Double Glazing Costs

Replacing the windows in your home will not only improve its aesthetic appeal, but also its security and energy efficiency.  In many cases it’s possible to cut fuel bills by anything up to 25% and, if you should wish to sell your home in the future, recently replaced windows can add real value to your home.

For these reasons choosing the right windows for your home needs to be considered as an investment in your home. If you have an older – possibly Georgian or Victorian – home, for example, you may find that modern uPVC, or aluminium, double glazed windows will not complement the remainder of the architecture. It is worth doing a little research in your area, looking at the different types of windows on similar properties before committing to one type over another.

Double Glazing Considerations

It can be difficult to estimate the cost of replacement windows because there are so many factors to consider.  Replacement windows range from economical uPVC to costly, finely crafted wood, and in quality of construction, and there can be dramatic differences in price as a result. Generally speaking, however, you can typically expect to pay between £300 and £800 per window, subject to any discounts, or special offers that may be available.

Double-glazed, or triple-glazed, replacement windows – and especially those filled with inert argon, or krypton, gas for extra insulation – are, unsurprisingly, more expensive. Making good of dry rot, or other damage, around existing window frames may add to the cost of replacement windows, as may window sizes that are non-standard. In the case of the latter, custom built windows or the enlargement of the existing window opening to accommodate a window of standard size are possibilities, but may, in turn, increase the cost by up to 100% per window.
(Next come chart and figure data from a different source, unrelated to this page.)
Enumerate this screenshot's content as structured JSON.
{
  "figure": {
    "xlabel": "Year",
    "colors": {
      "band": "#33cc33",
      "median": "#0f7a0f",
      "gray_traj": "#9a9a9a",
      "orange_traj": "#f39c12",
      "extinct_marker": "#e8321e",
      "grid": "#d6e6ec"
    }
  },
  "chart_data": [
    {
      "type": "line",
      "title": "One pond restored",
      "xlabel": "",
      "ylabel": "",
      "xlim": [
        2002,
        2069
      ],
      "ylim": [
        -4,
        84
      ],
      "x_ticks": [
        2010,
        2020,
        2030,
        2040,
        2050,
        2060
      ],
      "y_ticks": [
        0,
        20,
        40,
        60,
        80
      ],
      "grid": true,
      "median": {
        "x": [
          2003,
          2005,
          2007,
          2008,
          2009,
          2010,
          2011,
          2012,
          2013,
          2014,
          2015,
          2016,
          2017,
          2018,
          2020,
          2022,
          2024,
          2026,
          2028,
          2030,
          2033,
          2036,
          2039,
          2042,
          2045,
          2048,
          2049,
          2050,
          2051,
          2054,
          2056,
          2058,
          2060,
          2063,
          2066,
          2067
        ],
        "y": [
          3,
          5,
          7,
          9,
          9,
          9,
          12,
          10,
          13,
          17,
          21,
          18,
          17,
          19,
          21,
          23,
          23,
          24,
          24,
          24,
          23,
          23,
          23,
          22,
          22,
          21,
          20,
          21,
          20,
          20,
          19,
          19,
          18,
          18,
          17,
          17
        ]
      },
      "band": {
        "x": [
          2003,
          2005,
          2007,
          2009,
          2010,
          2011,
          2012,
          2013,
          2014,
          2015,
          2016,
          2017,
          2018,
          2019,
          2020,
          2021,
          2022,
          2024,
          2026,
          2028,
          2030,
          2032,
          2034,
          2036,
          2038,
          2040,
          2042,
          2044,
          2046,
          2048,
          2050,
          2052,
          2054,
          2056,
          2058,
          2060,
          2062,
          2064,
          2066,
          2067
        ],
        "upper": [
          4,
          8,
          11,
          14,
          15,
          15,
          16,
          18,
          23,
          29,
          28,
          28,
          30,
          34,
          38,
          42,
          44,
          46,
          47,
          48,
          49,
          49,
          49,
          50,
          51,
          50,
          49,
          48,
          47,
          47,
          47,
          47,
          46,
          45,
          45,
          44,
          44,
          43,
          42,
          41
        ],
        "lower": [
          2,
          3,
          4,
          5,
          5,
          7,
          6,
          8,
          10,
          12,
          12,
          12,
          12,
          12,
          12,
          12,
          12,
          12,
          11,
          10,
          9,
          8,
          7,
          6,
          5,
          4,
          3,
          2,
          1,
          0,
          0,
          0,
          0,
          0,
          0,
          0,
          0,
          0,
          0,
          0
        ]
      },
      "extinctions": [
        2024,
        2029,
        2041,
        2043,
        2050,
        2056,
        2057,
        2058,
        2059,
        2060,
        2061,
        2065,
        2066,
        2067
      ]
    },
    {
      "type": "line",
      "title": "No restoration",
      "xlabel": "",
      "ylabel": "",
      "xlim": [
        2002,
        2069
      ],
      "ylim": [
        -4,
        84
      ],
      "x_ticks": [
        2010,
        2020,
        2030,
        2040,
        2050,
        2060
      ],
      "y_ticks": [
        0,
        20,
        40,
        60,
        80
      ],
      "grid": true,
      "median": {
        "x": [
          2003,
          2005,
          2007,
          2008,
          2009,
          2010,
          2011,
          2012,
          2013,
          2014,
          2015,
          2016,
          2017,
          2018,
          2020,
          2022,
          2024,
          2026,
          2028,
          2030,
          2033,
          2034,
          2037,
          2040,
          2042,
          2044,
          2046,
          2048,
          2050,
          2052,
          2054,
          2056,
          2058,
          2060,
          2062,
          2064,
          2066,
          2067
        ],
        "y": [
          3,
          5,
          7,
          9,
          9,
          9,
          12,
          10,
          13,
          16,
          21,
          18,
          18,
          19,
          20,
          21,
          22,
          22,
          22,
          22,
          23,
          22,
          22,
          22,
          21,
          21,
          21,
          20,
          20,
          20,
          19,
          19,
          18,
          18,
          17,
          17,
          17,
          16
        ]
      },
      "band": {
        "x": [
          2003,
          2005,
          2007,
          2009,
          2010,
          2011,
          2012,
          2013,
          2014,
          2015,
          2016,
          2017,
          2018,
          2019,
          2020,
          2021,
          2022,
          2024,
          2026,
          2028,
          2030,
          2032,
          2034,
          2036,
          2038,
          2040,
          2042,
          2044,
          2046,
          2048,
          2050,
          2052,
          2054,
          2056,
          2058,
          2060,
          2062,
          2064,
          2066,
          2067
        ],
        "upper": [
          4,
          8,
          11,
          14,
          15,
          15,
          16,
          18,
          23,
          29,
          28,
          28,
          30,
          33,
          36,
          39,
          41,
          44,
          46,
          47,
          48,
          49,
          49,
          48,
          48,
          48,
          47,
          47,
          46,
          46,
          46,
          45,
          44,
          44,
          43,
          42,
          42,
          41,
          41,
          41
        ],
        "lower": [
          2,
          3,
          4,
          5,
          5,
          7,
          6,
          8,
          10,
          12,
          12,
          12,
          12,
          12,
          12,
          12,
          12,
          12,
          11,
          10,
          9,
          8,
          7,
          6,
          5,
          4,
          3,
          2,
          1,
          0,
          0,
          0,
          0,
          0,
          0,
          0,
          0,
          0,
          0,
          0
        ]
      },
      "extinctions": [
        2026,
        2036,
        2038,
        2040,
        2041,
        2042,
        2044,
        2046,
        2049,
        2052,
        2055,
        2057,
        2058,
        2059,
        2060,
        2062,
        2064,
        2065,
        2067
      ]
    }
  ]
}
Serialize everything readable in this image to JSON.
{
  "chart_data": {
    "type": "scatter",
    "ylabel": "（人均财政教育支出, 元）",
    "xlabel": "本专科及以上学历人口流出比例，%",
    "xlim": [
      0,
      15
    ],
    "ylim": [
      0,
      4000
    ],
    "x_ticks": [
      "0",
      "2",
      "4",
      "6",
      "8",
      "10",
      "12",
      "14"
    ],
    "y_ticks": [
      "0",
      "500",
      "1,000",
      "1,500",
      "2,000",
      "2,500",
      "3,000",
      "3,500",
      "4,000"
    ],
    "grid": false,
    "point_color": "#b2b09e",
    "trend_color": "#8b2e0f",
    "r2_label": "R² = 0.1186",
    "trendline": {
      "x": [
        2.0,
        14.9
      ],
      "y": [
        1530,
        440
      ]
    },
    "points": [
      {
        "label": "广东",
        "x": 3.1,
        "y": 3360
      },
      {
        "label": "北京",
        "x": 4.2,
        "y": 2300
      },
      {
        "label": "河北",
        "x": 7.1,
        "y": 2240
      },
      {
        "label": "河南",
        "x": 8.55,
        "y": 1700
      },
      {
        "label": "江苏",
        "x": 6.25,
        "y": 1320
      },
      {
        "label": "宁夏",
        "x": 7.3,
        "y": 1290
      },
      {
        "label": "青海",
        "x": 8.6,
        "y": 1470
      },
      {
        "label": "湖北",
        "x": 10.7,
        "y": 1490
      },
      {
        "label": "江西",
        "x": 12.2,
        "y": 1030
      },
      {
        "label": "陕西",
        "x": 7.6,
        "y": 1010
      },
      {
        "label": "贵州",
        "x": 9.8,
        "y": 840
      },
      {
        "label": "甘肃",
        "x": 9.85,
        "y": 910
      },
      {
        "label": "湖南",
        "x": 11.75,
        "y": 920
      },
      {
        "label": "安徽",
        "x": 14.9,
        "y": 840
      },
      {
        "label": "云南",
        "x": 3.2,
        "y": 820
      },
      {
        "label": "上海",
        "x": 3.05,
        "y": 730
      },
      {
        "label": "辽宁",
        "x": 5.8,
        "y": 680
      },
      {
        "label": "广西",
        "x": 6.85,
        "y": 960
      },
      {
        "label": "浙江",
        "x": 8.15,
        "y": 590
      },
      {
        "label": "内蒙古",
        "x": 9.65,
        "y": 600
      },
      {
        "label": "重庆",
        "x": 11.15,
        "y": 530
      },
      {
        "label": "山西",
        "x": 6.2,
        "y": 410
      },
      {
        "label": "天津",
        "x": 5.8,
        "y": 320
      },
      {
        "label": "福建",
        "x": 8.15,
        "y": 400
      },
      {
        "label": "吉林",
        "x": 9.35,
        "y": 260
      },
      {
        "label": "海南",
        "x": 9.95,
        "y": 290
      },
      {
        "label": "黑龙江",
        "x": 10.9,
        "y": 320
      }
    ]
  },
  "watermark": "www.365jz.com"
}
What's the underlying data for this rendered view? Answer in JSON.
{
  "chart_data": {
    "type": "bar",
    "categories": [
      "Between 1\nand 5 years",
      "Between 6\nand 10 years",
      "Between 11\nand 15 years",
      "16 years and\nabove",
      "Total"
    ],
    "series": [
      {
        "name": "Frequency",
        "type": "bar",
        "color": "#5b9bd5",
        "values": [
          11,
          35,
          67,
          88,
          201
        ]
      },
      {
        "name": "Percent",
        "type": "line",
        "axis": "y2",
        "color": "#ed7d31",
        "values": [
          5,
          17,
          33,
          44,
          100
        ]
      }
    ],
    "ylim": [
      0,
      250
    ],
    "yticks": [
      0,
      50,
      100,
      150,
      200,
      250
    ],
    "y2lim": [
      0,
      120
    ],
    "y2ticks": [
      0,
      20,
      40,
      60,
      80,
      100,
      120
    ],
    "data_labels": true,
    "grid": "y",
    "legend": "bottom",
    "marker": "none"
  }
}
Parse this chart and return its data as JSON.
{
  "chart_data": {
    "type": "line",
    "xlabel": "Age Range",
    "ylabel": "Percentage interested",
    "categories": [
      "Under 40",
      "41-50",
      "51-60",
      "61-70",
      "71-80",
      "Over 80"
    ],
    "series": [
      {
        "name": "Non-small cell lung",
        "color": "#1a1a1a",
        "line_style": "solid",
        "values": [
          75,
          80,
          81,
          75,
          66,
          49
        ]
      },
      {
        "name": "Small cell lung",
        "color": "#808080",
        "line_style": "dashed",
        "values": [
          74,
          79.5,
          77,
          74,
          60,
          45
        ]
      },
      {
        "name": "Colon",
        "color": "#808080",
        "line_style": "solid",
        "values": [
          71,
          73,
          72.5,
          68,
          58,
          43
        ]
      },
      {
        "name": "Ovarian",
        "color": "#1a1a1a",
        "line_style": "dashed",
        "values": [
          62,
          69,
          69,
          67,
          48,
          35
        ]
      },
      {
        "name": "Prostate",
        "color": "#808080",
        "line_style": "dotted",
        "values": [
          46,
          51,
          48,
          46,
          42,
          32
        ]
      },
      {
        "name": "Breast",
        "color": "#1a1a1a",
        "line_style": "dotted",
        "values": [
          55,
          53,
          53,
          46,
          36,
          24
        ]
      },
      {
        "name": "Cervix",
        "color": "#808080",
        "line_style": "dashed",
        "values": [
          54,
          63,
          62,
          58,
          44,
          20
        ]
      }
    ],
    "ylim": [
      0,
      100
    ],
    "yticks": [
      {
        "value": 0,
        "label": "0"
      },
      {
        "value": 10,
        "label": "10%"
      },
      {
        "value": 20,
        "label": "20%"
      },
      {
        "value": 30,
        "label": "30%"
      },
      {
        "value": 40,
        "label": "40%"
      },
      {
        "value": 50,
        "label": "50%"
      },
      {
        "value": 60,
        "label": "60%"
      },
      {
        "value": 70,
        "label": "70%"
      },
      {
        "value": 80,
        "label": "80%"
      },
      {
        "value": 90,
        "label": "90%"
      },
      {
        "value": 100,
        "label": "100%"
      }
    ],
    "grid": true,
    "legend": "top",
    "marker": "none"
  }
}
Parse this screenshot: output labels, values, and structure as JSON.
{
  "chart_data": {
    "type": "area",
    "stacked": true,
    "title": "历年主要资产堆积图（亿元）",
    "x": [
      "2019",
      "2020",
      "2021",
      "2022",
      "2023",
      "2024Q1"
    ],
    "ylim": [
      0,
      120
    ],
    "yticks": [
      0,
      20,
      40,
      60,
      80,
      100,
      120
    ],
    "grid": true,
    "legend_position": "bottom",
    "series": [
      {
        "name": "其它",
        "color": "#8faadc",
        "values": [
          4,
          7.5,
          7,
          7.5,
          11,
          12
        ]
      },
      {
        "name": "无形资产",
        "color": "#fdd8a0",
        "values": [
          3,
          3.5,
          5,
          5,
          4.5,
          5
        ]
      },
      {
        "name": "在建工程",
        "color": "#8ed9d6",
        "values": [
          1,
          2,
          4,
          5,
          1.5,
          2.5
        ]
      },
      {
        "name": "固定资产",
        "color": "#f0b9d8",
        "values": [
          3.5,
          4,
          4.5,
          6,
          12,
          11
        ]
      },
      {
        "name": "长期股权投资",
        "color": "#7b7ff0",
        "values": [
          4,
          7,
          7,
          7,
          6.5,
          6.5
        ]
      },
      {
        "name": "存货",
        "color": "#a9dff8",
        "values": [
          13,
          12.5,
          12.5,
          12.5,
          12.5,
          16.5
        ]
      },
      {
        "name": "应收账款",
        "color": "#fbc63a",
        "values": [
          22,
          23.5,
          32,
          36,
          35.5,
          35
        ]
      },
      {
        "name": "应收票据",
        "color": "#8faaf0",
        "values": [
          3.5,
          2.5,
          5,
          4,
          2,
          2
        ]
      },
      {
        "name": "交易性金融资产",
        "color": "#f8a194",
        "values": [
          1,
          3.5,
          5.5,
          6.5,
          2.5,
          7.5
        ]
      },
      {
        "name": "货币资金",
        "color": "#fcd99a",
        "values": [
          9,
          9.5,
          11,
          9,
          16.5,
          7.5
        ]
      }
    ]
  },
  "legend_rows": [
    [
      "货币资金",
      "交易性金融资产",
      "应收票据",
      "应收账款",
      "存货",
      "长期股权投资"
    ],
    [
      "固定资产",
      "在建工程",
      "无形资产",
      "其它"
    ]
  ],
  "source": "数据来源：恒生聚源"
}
It is obviously important to obtain a number of no obligation quotes for a double glazing project, but remember to look beyond the bottom line figure.  You should look at the company behind the quote, materials, etc. uPVC, for example, is generally considered to be a “cheap and cheerful” solution for double glazed windows, but some uPVC windows are cheaper in construction than others.

Mechanically fixed – that is, partially screwed together – uPVC windows, for example, may have a shorter lifespan than those that are fully welded. Inferior quality uPVC can also lead to distortion, leaking and discolouration in a relatively short time, so the cheapest solution is not necessarily the best.

One method of saving money on double glazed windows is to purchase the windows from a home improvement outlet and have them installed by a local handyman or builder.  You need to ensure your installer is sufficiently competent – and aware of the requirements with regard to moisture, weatherproofing, etc. Many established replacement window companies, on the other hand, offer a comprehensive, 10-year guarantee on their products and this is the preferred route for many homeowners.